Here, on the former Lorna Glen Station, now part of the Matuwa Kurrara-Kurrara Indigenous Protected Area, populations of golden bandicoots (Isoodon auratus) are once again living and breeding in their former habitat.
The rat-sized creatures had disappeared from the area due to being preyed upon, mostly by feral cats.
But an extensive predator control and animal translocation program staged by the Department of Parks and Wildlife (DPAW) is seeing the bandicoots return to their former range for the first time in many years.
The comeback is the result of years of work in reducing predators, breeding translocated bandicoots in a predator-free enclosure and finally reintroducing them to their natural habitat, DPAW research scientist Colleen Sims says.
The department first attempted to release golden bandicoots into the wild at Matuwa in 2012 but this failed, with most animals falling victim to feral cats within two months, she says.
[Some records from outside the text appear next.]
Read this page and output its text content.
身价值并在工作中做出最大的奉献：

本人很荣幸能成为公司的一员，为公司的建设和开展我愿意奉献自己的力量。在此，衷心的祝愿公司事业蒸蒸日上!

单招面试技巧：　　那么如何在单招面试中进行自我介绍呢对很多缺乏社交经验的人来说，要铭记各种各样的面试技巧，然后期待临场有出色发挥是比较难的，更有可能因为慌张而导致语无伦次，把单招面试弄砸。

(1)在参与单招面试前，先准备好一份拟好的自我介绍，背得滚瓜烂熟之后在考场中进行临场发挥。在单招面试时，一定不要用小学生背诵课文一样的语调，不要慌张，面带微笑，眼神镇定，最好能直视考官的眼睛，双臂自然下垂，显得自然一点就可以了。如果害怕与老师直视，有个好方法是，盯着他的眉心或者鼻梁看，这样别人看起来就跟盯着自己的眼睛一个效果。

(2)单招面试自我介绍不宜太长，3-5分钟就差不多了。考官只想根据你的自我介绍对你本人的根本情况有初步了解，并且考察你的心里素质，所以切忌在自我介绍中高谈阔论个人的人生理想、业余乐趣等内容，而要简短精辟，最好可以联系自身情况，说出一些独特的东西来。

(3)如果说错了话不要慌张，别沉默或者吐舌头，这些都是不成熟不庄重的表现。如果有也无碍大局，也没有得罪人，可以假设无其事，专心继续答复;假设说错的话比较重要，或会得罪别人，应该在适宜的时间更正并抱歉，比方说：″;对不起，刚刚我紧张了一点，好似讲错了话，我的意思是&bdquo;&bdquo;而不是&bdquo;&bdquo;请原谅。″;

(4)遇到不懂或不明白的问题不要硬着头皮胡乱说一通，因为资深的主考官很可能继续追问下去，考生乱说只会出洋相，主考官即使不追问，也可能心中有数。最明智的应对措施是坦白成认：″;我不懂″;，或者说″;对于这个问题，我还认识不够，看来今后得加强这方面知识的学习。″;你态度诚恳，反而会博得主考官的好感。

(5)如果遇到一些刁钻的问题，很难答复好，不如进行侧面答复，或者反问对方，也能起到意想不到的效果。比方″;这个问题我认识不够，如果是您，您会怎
They decided cat numbers were too high to risk releasing the bandicoots outside their predator-free enclosure until 2015 when the annual cat baiting program had reduced cat numbers by about 60 per cent.
They reached this conclusion after monitoring raked sand areas for cat tracks and remote camera surveillance.
In addition, DPAW launched a highly intensive trapping and ground baiting program within a five kilometre radius of the release site.
“We thought, if we could take the pressure off for the first three months the bandicoots would have time to establish themselves so that when predators started coming back at least they’d have a chance,” Dr Sims says.
DPAW staff released 93 bandicoots in September, including 24 with radio collars.
In the first two weeks they discovered nine dead bandicoots—most of them fed upon, not by cats but wild dogs, a suspicion confirmed later by analysing the remains.
DPAW staff launched a dog baiting program and, three months afterwards, recorded no further mortalities.
They returned in December to remove the radio collars and assess the bandicoots’ condition.
The bandicoots had increased their average size by 30 per cent and most females had not just the usual two pouch young expected of bandicoots, but three or four pouch babies.
Another return trip three weeks ago revealed the population is flourishing, paving the way for further releases.